Druck, Falschaussagen, Zeugenbeeinflussungen - der dritte Tag im Stendaler Wahlfälschungsprozess lieferte interessante Einsichten.

26.01.2017, 01:00

Stendal l Es fällt ihr an einigen Stellen hörbar schwer, weiter zu sprechen. Ivonne M. schluckt mehrmals, greift ab und an zu ihrem Taschentuch, spricht mit einer gebrochenen Stimme: Auch wenn die junge Frau mit den langen tiefbraunen Haaren mit dem Rücken zum Publikum sitzt, lassen sich ihre Tränen in den Augen erahnen.

Ivonne M. nutzt ihre Vernehmung zum Auftakt des dritten Prozesstages und macht reinen Tisch – sie korrigiert ihre Angaben, die sie vor zwei Jahren bei der Polizei gemacht hatte. Aus geplanten 30 werden so am Ende 80 Minuten.

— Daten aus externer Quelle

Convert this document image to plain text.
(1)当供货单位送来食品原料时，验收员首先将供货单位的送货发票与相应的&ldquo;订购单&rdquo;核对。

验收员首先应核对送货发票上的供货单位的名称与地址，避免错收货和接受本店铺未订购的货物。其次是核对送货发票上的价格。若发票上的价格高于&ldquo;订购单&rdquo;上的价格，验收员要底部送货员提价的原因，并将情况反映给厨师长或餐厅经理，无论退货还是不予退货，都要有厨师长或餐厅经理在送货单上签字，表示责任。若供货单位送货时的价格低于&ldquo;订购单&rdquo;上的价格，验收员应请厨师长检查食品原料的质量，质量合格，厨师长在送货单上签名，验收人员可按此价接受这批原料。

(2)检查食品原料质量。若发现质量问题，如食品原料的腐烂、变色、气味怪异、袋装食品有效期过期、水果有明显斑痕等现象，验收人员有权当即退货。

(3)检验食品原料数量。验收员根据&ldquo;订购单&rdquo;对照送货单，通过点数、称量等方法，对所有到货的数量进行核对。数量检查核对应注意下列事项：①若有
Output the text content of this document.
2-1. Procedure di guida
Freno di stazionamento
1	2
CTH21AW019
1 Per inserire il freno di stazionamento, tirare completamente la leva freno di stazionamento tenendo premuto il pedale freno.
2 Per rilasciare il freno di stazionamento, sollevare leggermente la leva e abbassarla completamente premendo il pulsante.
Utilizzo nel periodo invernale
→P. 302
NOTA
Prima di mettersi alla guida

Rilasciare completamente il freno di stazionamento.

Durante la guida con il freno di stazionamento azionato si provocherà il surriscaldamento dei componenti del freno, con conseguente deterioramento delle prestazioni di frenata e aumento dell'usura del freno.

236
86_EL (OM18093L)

Im Dezember 2014 hatte die heute 38-Jährige erklärt, dass sie und ihre Chefin Antje M. mit dem Karton voller Briefwahlvollmachten von Stendal zurück zum Betrieb nach Kläden gefahren seien. Dort habe Antje M. dann die Kiste in die Raucherecke gestellt.

„Ich sollte es so sagen“, gesteht sie jetzt.

Ihre Chefin habe die Geschichte immer wieder so wiederholt. „So war es doch, Vonni“, habe sie suggeriert. Sogar noch am Tag vor dem Prozesstermin – mit einem Anruf aus Berlin habe Antje M. versucht, dass sie bei dieser Version bleibt.

Doch so war es offenbar nicht. Antje M. und sie hätten vielmehr die im Rathaus abgeholten Briefwahlunterlagen direkt auf dem Grundstück der Agentur für Arbeit übergeben. Warum sie dies der Polizei anders erzählt hatte, erklärt Ivonne M. nach heftigem Schlucken: „Ich hatte Angst, meine Arbeit zu verlieren.“

Sie habe ohnehin von Anfang an „Zweifel“ gehabt, Holger Gebhardt bei den Briefwahlvollmachten zu unterstützen. Zumal er auch nicht vertrauenserweckend gewesen sei. Doch Antje M., mit der sie seit fast zwei Jahrzehnten befreundet sei, habe ihr gut zugeredet.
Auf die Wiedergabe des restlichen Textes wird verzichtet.